What Does NOT Qualify for Tax Relief
The biggest gap in the system is that private and international school fees themselves are not directly deductible. Tuition and enrichment classes outside formal schooling are similarly out of scope, and the same applies to school trips, uniforms, and miscellaneous fees. Higher education fees overseas for children below 18 don't qualify either, which catches some families who relocate teenagers to UK boarding. This is a major gap: paying RM60,000 in tuition does not directly reduce taxable income.
Maximising Relief for High-Income Families
Strategies that compound:
- Max out SSPN-i annually (RM8,000 per parent if both contribute to separate accounts).
- Pay education insurance premiums to access the RM3,000 relief.
- Claim child relief for each eligible child.
- Where children are in tertiary education, claim the RM8,000 higher education relief.
- For the parent's own MBA or further studies, claim the RM7,000 self-education relief.
Documentation Required
LHDN can ask for evidence on review, so keep documents organised. Required items typically include the SSPN-i statement showing net deposits for the year, insurance premium receipts that specifically show tax-relief eligibility, the child's birth certificate for relief claims, and a university enrolment letter together with fee receipts for tertiary relief. Disabled child relief requires disability certification issued by JKM.

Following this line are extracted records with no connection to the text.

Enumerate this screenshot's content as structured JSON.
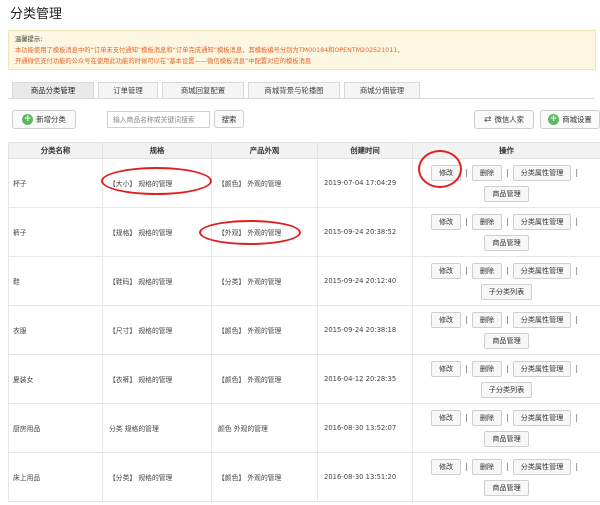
{
  "page_title": "分类管理",
  "notice": {
    "heading": "温馨提示:",
    "line1": "本功能使用了模板消息中的“订单未支付通知”模板消息和“订单完成通知”模板消息，其模板编号分别为TM00184和OPENTM202521011，",
    "line2": "开通微信支付功能的公众号在使用此功能的时候可以在”基本设置——微信模板消息“中配置对应的模板消息"
  },
  "tabs": [
    "商品分类管理",
    "订单管理",
    "商城回复配置",
    "商城背景与轮播图",
    "商城分佣管理"
  ],
  "toolbar": {
    "add_label": "新增分类",
    "search_placeholder": "输入商品名称或关键词搜索",
    "search_label": "搜索",
    "wechat_label": "微信人家",
    "settings_label": "商城设置"
  },
  "table": {
    "headers": [
      "分类名称",
      "规格",
      "产品外观",
      "创建时间",
      "操作"
    ],
    "rows": [
      {
        "name": "杯子",
        "spec": "【大小】 规格的管理",
        "look": "【颜色】 外观的管理",
        "time": "2019-07-04 17:04:29",
        "extra": "商品管理"
      },
      {
        "name": "裤子",
        "spec": "【规格】 规格的管理",
        "look": "【外观】 外观的管理",
        "time": "2015-09-24 20:38:52",
        "extra": "商品管理"
      },
      {
        "name": "鞋",
        "spec": "【鞋码】 规格的管理",
        "look": "【分类】 外观的管理",
        "time": "2015-09-24 20:12:40",
        "extra": "子分类列表"
      },
      {
        "name": "衣服",
        "spec": "【尺寸】 规格的管理",
        "look": "【颜色】 外观的管理",
        "time": "2015-09-24 20:38:18",
        "extra": "商品管理"
      },
      {
        "name": "夏装女",
        "spec": "【衣裤】 规格的管理",
        "look": "【颜色】 外观的管理",
        "time": "2016-04-12 20:28:35",
        "extra": "子分类列表"
      },
      {
        "name": "厨房用品",
        "spec": "分类 规格的管理",
        "look": "颜色 外观的管理",
        "time": "2016-08-30 13:52:07",
        "extra": "商品管理"
      },
      {
        "name": "床上用品",
        "spec": "【分类】 规格的管理",
        "look": "【颜色】 外观的管理",
        "time": "2016-08-30 13:51:20",
        "extra": "商品管理"
      }
    ],
    "ops": {
      "edit": "修改",
      "delete": "删除",
      "attr": "分类属性管理",
      "sep": "|"
    }
  },
  "annotation_color": "#e02020",
  "accent_green": "#5cb85c"
}
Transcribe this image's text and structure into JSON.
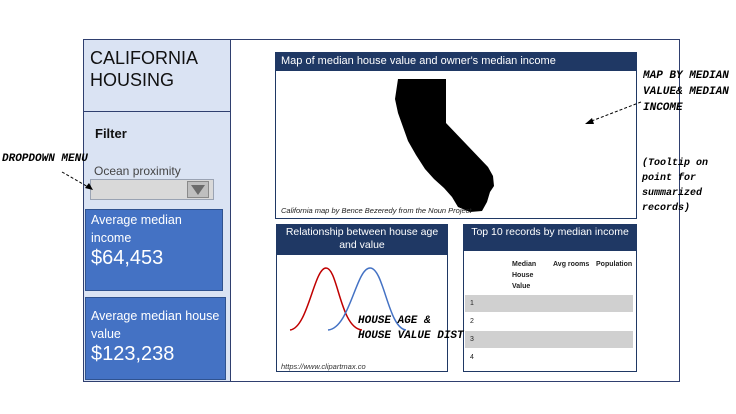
{
  "sidebar": {
    "title": "CALIFORNIA HOUSING",
    "filter_label": "Filter",
    "dropdown": {
      "label": "Ocean proximity",
      "value": ""
    }
  },
  "kpis": [
    {
      "label": "Average median income",
      "value": "$64,453"
    },
    {
      "label": "Average median house value",
      "value": "$123,238"
    }
  ],
  "map_panel": {
    "title": "Map of median house value and owner's median income",
    "credit": "California map by Bence Bezeredy from the Noun Project"
  },
  "dist_panel": {
    "title": "Relationship between house age and value",
    "credit": "https://www.clipartmax.co",
    "colors": {
      "left_curve": "#c00000",
      "right_curve": "#4472c4"
    }
  },
  "table_panel": {
    "title": "Top 10 records by median income",
    "columns": [
      "Median House Value",
      "Avg rooms",
      "Population"
    ],
    "rows": [
      "1",
      "2",
      "3",
      "4"
    ]
  },
  "annotations": {
    "dropdown": "DROPDOWN MENU",
    "map": "MAP BY MEDIAN VALUE& MEDIAN INCOME",
    "map_sub": "(Tooltip on point for summarized records)",
    "dist": "HOUSE AGE & HOUSE VALUE DIST"
  },
  "colors": {
    "brand_dark": "#1f3864",
    "kpi_blue": "#4472c4",
    "sidebar_bg": "#dae3f3"
  }
}
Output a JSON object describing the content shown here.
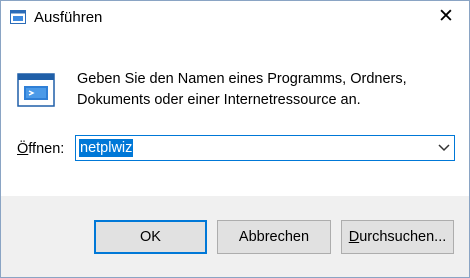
{
  "window": {
    "title": "Ausführen",
    "close_label": "✕"
  },
  "dialog": {
    "message_line1": "Geben Sie den Namen eines Programms, Ordners,",
    "message_line2": "Dokuments oder einer Internetressource an.",
    "open_label_accel": "Ö",
    "open_label_rest": "ffnen:",
    "input_value": "netplwiz"
  },
  "buttons": {
    "ok": "OK",
    "cancel": "Abbrechen",
    "browse_accel": "D",
    "browse_rest": "urchsuchen..."
  },
  "colors": {
    "accent": "#0078d7",
    "footer_bg": "#f0f0f0",
    "button_bg": "#e1e1e1"
  }
}
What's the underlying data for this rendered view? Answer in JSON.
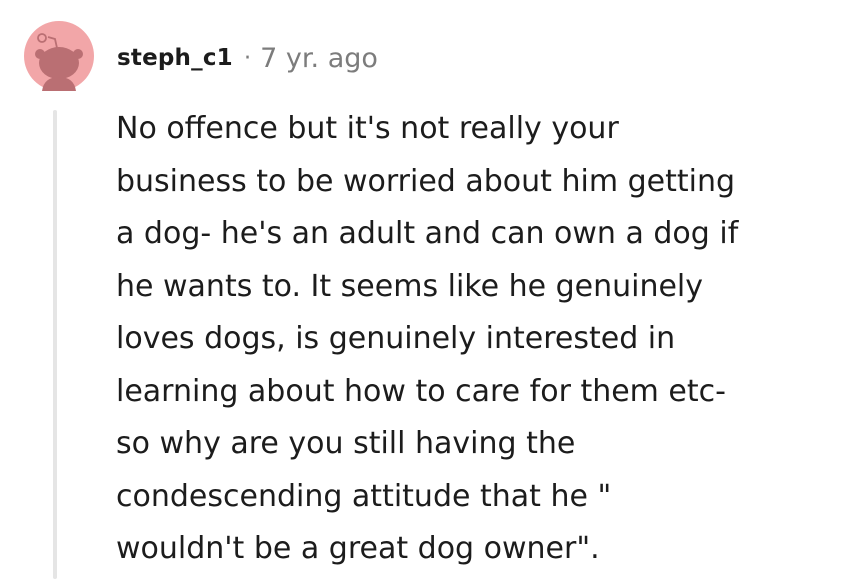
{
  "comment": {
    "author": "steph_c1",
    "separator": "·",
    "timestamp": "7 yr. ago",
    "body": "No offence but it's not really your\nbusiness to be worried about him getting\na dog- he's an adult and can own a dog if\nhe wants to. It seems like he genuinely\nloves dogs, is genuinely interested in\nlearning about how to care for them etc-\nso why are you still having the\ncondescending attitude that he \"\nwouldn't be a great dog owner\"."
  },
  "avatar": {
    "icon": "reddit-snoo-avatar-icon",
    "background_color": "#f2a6a8",
    "figure_color": "#ba6f73"
  },
  "colors": {
    "text": "#1c1c1c",
    "meta": "#7c7c7c",
    "thread_line": "#e5e5e5"
  }
}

The Self-Employed Parent Strategy
Parents operating their own businesses have additional structural options worth exploring. SSPN contributions remain personal deductions, but education-linked life insurance can be deployed with greater tax efficiency, and income splitting via family company structures is available within tax law boundaries. Professional tax advice is essential to navigate these legitimately — the line between optimisation and avoidance is sharper than it looks.
Filing Tips That Save Time
Filing via e-Filing is the simplest route since LHDN populates many fields automatically. Keep all receipts and statements for seven years per LHDN guidelines in case of audit. Use a tax agent for complex situations or when total income exceeds RM200,000, and file by the deadline — typically end-April for employees or end-June for business income.
Common Errors
A handful of mistakes recur each year. Many parents claim SSPN gross deposits rather than net (deposits minus withdrawals), which LHDN will rejig. Others claim insurance premiums on life-only policies that don't qualify because they lack the required medical components. Higher education relief often goes unclaimed once a child enters university because the family forgets to update their filing, and disabled child relief is similarly under-claimed when applicable. Over-claiming child relief for children whose income exceeds the threshold is another easy slip.
Beyond Personal Tax: Other Strategies
For very high-income families, additional avenues exist. Donations to approved educational institutions are deductible up to defined limits, family businesses can run corporate sponsorship of education programmes, and trust structures can support multi-generational education planning. These require professional tax and legal advice to set up cleanly.
5-Year Cumulative Impact
A high-income family maxing SSPN-i (RM8,000 annually for two parents = RM16,000) plus insurance relief (RM3,000) at 24% marginal tax saves approximately RM4,560 in tax annually. Over 13 years of schooling, that's RM59,280 — enough to fund a year of premium-tier capital levy.
Tax relief alone won't pay for international schooling, but it materially reduces the net cost. Treat it as a planning discipline rather than an afterthought — annual review with a tax advisor pays for itself.